I went to bed full of saddening thoughts. Not even under the Leads did I pass so wretched a day. I thought I must have risen under some unhappy star! I loathed myself. With regard to Lucie I felt the sting of remorse, but at the thought of M. d’O—— I hated myself. I considered that I should cause him a loss of three or four hundred thousand florins; and the thought was a bitter drop in the cup of my affection for Esther. I fancied, she, as well as her father, would become my implacable foe; and love that is not returned is no love at all.
I spent a dreadful night. Lucie, Esther, her father, their hatred of me, and my hatred of myself, were the groundwork of my dreams. I saw Esther and her father, if not ruined, at all events impoverished by my fault, and Lucie only thirty-two years old, and already deep in the abyss of vice, with an infinite prospect of misery and shame before her. The dawn was welcome indeed, for with its appearance a calm came to my spirit; it is, the darkness which is terrible to a heart full of remorse.
I got up and dressed myself in my best, and went in a coach to do my suit to the Princesse de Galitzin, who was staying at the “Etoile d’Orient.” I found her out; she had gone to the Admiralty.
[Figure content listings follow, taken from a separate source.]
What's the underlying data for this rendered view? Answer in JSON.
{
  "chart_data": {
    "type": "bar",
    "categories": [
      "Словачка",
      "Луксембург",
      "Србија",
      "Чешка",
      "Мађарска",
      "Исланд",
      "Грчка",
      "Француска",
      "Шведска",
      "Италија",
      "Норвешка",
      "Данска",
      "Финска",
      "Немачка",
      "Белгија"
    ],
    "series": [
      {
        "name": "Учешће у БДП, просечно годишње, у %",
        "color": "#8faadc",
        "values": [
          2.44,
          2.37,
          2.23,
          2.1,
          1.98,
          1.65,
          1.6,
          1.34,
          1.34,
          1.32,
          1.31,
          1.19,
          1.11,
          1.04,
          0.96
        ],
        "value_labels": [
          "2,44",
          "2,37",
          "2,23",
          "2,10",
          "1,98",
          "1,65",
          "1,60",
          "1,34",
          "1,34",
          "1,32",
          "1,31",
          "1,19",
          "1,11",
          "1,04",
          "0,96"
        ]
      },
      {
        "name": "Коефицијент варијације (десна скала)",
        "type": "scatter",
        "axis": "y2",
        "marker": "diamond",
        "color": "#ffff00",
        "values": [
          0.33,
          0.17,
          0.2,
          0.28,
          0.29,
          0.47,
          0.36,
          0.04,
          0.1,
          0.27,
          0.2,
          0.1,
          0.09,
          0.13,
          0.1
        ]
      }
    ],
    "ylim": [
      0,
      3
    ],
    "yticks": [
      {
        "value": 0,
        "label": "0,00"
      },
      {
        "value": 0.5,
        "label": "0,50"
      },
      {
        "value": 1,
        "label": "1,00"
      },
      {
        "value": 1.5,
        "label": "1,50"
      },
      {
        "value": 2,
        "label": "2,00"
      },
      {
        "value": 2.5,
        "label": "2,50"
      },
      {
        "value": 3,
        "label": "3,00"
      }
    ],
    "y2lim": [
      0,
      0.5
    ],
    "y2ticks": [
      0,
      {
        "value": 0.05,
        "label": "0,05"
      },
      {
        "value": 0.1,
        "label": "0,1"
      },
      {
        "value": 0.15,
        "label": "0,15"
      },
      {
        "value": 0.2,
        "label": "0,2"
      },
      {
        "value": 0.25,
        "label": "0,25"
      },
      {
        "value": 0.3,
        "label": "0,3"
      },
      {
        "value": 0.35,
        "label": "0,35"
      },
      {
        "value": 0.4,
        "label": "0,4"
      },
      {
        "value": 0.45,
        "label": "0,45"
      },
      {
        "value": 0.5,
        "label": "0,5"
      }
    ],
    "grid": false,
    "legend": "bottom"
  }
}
I went there, and found her accompanied by M. de Reissak and the Count de Tot, who had just received news of my friend Pesselier, at whose house I made his acquaintance, and who was dangerously ill when I left Paris.
I sent away my coach and began to walk towards M. d’O——’s house on the Amsel. The extreme elegance of my costume was displeasing in the eyes of the Dutch populace, and they hissed and hooted me, after the manner of the mob all the world over, Esther saw me coming from the window, drew the rope, and opened the door. I ran in, shut the door behind me, and as I was going up the wooden staircase, on the fourth or fifth step my foot struck against some yielding substance. I looked down and saw a green pocket-book. I stooped down to pick it up, but was awkward enough to send it through an opening in the stairs, which had been doubtless made for the purpose of giving light to a stair below. I did not stop, but went up the steps and was received with the usual hospitality, and on their expressing some wonder as to the unusual brilliance of my attire I explained the circumstances of the case. Esther smiled and said I looked quite another person, but I saw that both father and daughter were sad at heart. Esther’s governess came in and said something to her in Dutch, at which, in evident distress, she ran and embraced her father.
“I see, my friends, that something has happened to you. If my presence is a restraint, treat me without ceremony, and bid me go.”
“It’s not so great an ill-hap after all; I have enough money left to bear the loss patiently.”
“If I may ask the question, what is the nature of your loss?”
“I have lost a green pocket-book containing a good deal of money, which if I had been wise I would have left behind, as I did not require it till to-morrow.”
“And you don’t know where you lost it?”
“It must have been in the street, but I can’t imagine how it can have happened. It contained bills of exchange for large amounts, and of course they don’t matter, as I can stop payment of them, but there were also notes of the Bank of England for heavy sums, and they are gone, as they are payable to the bearer. Let us give thanks to God, my dear child, that it is no worse, and pray to Him to preserve to us what remains, and above all to keep us in good health. I have had much heavier losses than this, and I have been enabled not only to bear the misfortune but to make up the loss. Let us say no more about the matter.”